To live in West Michigan is to live in one of the nation’s top-ranked medical centers of excellence. While this designation speaks to the strength and size of several hospital systems in the area, it also refers to the amount of neighborhood healthcare organizations providing care to smaller, more specific populations in our community. From hospice care to mental health counseling, a range of critical services are provided through community healthcare facilities. And not all of these local organizations are created equal—patients will find that care environments are designed and furnished in different ways depending on the services they provide. In this Q&A with three local care organizations, we learned how they are designed to provide healthcare in West Michigan and serve patients in our local community. Read on!
How Faith Hospice provides flexibility & freedom
Faith Hospice provides multi-faceted end-of-life care at the bedside in homes, nursing homes, and in West Michigan’s only in-patient facility, Trillium Woods. Faith Hospice is the second largest hospice in Michigan, serving an average of 235 patients a day.
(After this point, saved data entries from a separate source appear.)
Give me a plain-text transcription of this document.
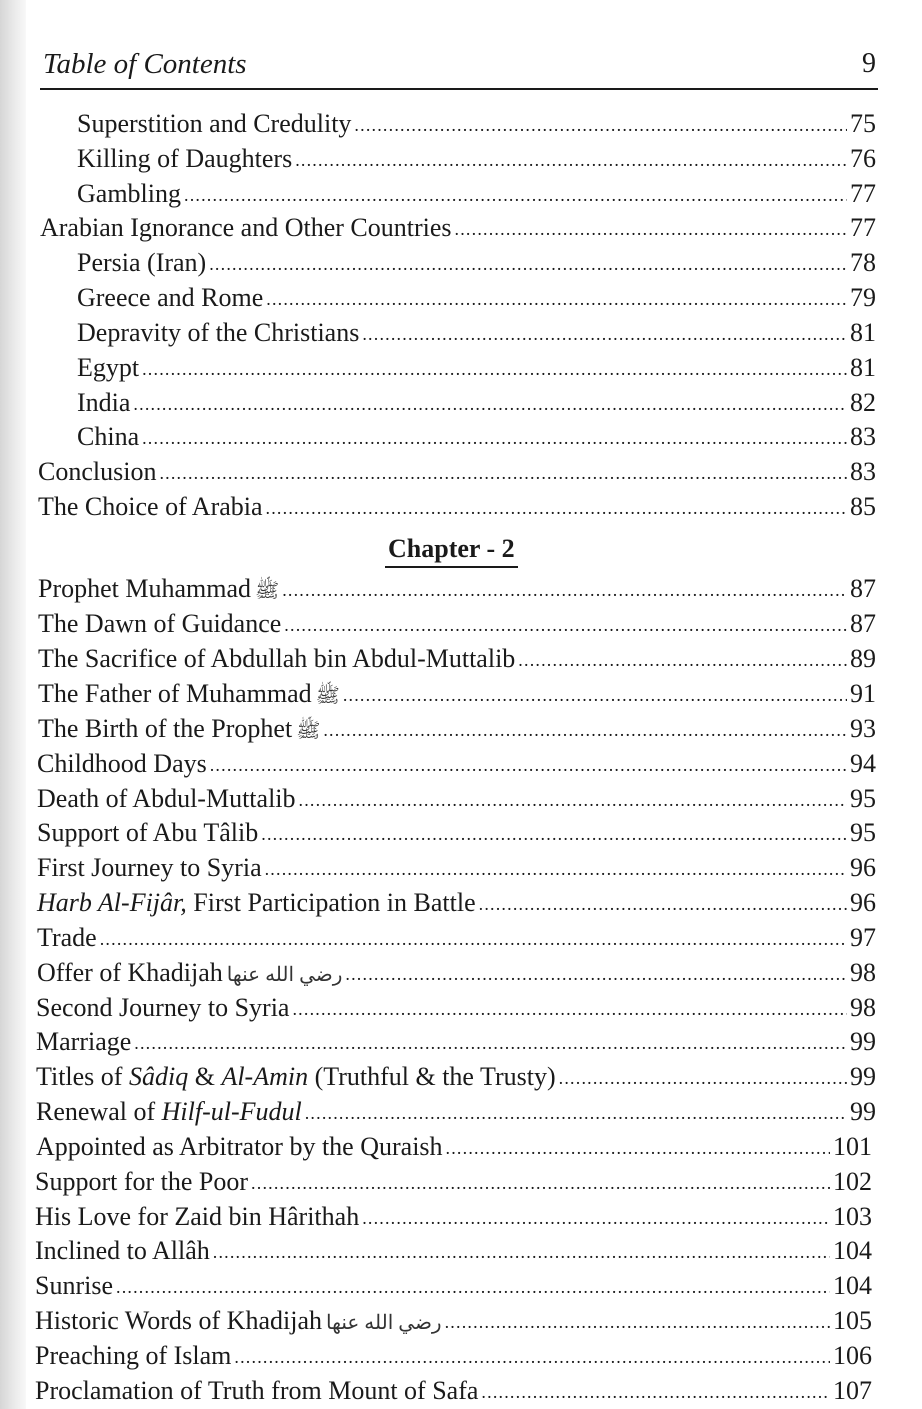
Table of Contents	9
Chapter - 2
Superstition and Credulity .....	75
Killing of Daughters .....	76
Gambling .....	77
Arabian Ignorance and Other Countries .....	77
Persia (Iran) .....	78
Greece and Rome .....	79
Depravity of the Christians .....	81
Egypt .....	81
India .....	82
China .....	83
Conclusion .....	83
The Choice of Arabia .....	85
Prophet Muhammad ﷺ .....	87
The Dawn of Guidance .....	87
The Sacrifice of Abdullah bin Abdul-Muttalib .....	89
The Father of Muhammad ﷺ .....	91
The Birth of the Prophet ﷺ .....	93
Childhood Days .....	94
Death of Abdul-Muttalib .....	95
Support of Abu Tâlib .....	95
First Journey to Syria .....	96
Harb Al-Fijâr, First Participation in Battle .....	96
Trade .....	97
Offer of Khadijah رضي الله عنها .....	98
Second Journey to Syria .....	98
Marriage .....	99
Titles of Sâdiq & Al-Amin (Truthful & the Trusty) .....	99
Renewal of Hilf-ul-Fudul .....	99
Appointed as Arbitrator by the Quraish .....	101
Support for the Poor .....	102
His Love for Zaid bin Hârithah .....	103
Inclined to Allâh .....	104
Sunrise .....	104
Historic Words of Khadijah رضي الله عنها .....	105
Preaching of Islam .....	106
Proclamation of Truth from Mount of Safa .....	107
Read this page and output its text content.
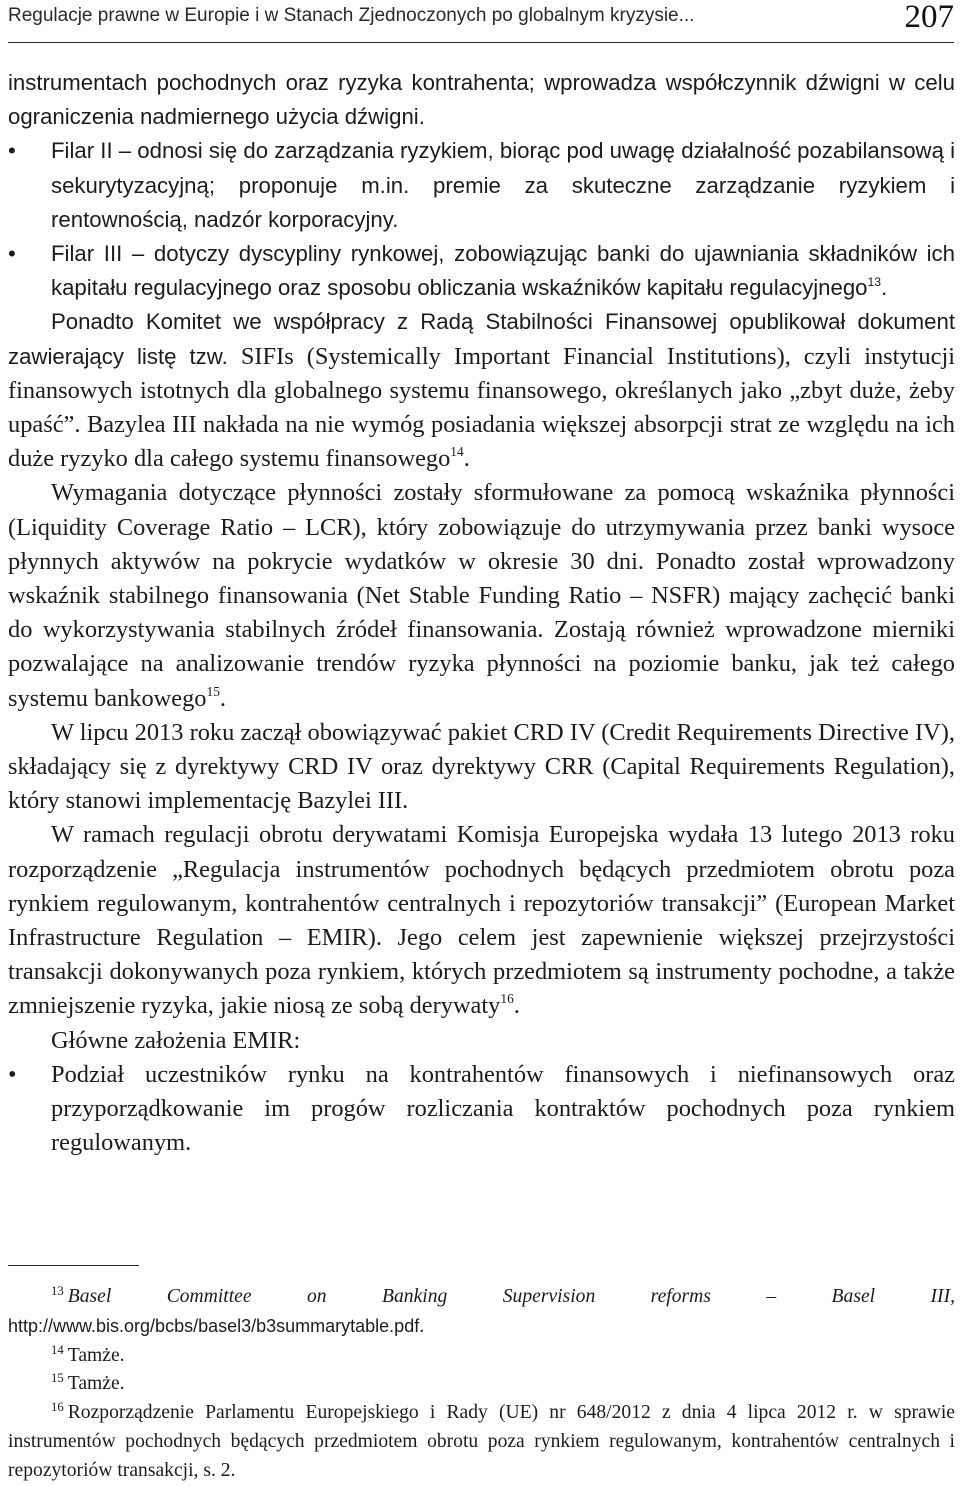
Regulacje prawne w Europie i w Stanach Zjednoczonych po globalnym kryzysie...	207

instrumentach pochodnych oraz ryzyka kontrahenta; wprowadza współczynnik dźwigni w celu ograniczenia nadmiernego użycia dźwigni.

•	Filar II – odnosi się do zarządzania ryzykiem, biorąc pod uwagę działalność pozabilansową i sekurytyzacyjną; proponuje m.in. premie za skuteczne zarządzanie ryzykiem i rentownością, nadzór korporacyjny.

•	Filar III – dotyczy dyscypliny rynkowej, zobowiązując banki do ujawniania składników ich kapitału regulacyjnego oraz sposobu obliczania wskaźników kapitału regulacyjnego$^{13}$.

Ponadto Komitet we współpracy z Radą Stabilności Finansowej opublikował dokument zawierający listę tzw. SIFIs (Systemically Important Financial Institutions), czyli instytucji finansowych istotnych dla globalnego systemu finansowego, określanych jako „zbyt duże, żeby upaść”. Bazylea III nakłada na nie wymóg posiadania większej absorpcji strat ze względu na ich duże ryzyko dla całego systemu finansowego$^{14}$.

Wymagania dotyczące płynności zostały sformułowane za pomocą wskaźnika płynności (Liquidity Coverage Ratio – LCR), który zobowiązuje do utrzymywania przez banki wysoce płynnych aktywów na pokrycie wydatków w okresie 30 dni. Ponadto został wprowadzony wskaźnik stabilnego finansowania (Net Stable Funding Ratio – NSFR) mający zachęcić banki do wykorzystywania stabilnych źródeł finansowania. Zostają również wprowadzone mierniki pozwalające na analizowanie trendów ryzyka płynności na poziomie banku, jak też całego systemu bankowego$^{15}$.

W lipcu 2013 roku zaczął obowiązywać pakiet CRD IV (Credit Requirements Directive IV), składający się z dyrektywy CRD IV oraz dyrektywy CRR (Capital Requirements Regulation), który stanowi implementację Bazylei III.

W ramach regulacji obrotu derywatami Komisja Europejska wydała 13 lutego 2013 roku rozporządzenie „Regulacja instrumentów pochodnych będących przedmiotem obrotu poza rynkiem regulowanym, kontrahentów centralnych i repozytoriów transakcji” (European Market Infrastructure Regulation – EMIR). Jego celem jest zapewnienie większej przejrzystości transakcji dokonywanych poza rynkiem, których przedmiotem są instrumenty pochodne, a także zmniejszenie ryzyka, jakie niosą ze sobą derywaty$^{16}$.

Główne założenia EMIR:

•	Podział uczestników rynku na kontrahentów finansowych i niefinansowych oraz przyporządkowanie im progów rozliczania kontraktów pochodnych poza rynkiem regulowanym.

$^{13}$ Basel Committee on Banking Supervision reforms – Basel III, http://www.bis.org/bcbs/basel3/b3summarytable.pdf.

$^{14}$ Tamże.

$^{15}$ Tamże.

$^{16}$ Rozporządzenie Parlamentu Europejskiego i Rady (UE) nr 648/2012 z dnia 4 lipca 2012 r. w sprawie instrumentów pochodnych będących przedmiotem obrotu poza rynkiem regulowanym, kontrahentów centralnych i repozytoriów transakcji, s. 2.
Custer: What type of environmental needs do you consider more thoroughly to accommodate your clients?
Sarah DeYoung, Donor Relations Specialist, Faith Hospice: Comfort and pain management are key factors for hospice patients. With this in mind, Faith Hospice provides care “wherever you put your head down to sleep at night” including private homes, assisted living or skilled nursing facilities or hospitals.
Faith Hospice also provides care at Trillium Woods, our unique hospice residence in Byron Center. Trillium Woods offers home-like, spacious patient rooms and shared spaces that accommodate patients and their families. Patient rooms feature double doors that open to allow patient beds and/or recliners to be taken outside. Each patient room features an Empath Recliner provided by Custer. These recliners make a huge difference in patients’ lives, allowing them mobility to move about the campus when they otherwise might be confined to their patient room. Trillium Woods also includes a patient Spa with a jetted tub and an Empath Recliner Massage Chair.
Faith Hospice runs a complimentary therapies program that offers additional methods to use as stand-alone interventions to manage symptoms or in conjunction with medications. Our patient experience is enhanced by our aromatherapy, Korean hand therapy, and massage therapy. Our dedicated volunteers provide supplemental services such as pet companion visits and music visits.
Our Hope Association’s residential approach to providing healthcare in West Michigan
The objective of Our Hope Association is to provide long-term residential treatment for women struggling with substance use/addiction, co-occurring mental health disorders, and trauma. With an emphasis on meeting individualized needs of clients from variety of backgrounds, they aim to facilitate health, holistic well-being, and increase access to long-term resources and support as the client becomes acclimated to a life free from substance abuse and continued traumatization.
Custer: How is your organization set up to serve your specific neighborhood? How does this set you apart?
Claire V. Graves, Clinical Therapist, MA, LLPC, CAADC, Our Hope Association: Our non-profit organization provides residential treatment in a historic home in the Heritage Hill district. Started by a group of women in 1975, the home setting differs in that it provides a safe place for clients to address underlying issues that have contributed to their addictive behaviors/mental health challenges/experiences of trauma. We believe offering our services in a home environment sets us apart from the traditional clinical/institutional environment as it allows the client to feel they are in a safe place to facilitate healing and growth, rather than a place of sterility.
Custer: Are there any changes you’ve made to your working environment to serve your clients best?
Changes made include increasing access to other community organizations and resources to improve client’s success when they graduate this treatment program, [and] improvements made in interior condition in efforts to improve therapeutic environment and promote emotional well-being. Other changes include focus on artistic imagery in group rooms/individual therapist offices that promotes positive affirmations/self-esteem in efforts to improve nature of environment and encourage positive self-reflection.
Creating a bright & connected environment at Association for the Blind & Visually Impaired
For over 104 years the Association for the Blind & Visually Impaired has addressed the visual needs that people have everyday, including all ages and vision abilities. Most of the Association’s clients are not people who were born visually impaired, but rather have become visually impaired.
Custer: What is unique to your environment because of the services you provide?
Richard Stevens, Executive Director, Association for the Blind & Visually Impaired: The idea is to help clients utilize the vision they have left, and finding ways to maximize it. Lighting can play an important role in allowing clients to maximize their vision. Lighting placement, full spectrum lighting, the colors used, contrasting colors, and the use of patterns should be taken into account. [Also] technology — there are many sources of technology that will allow users to use readers, computer applications, and magnification devices.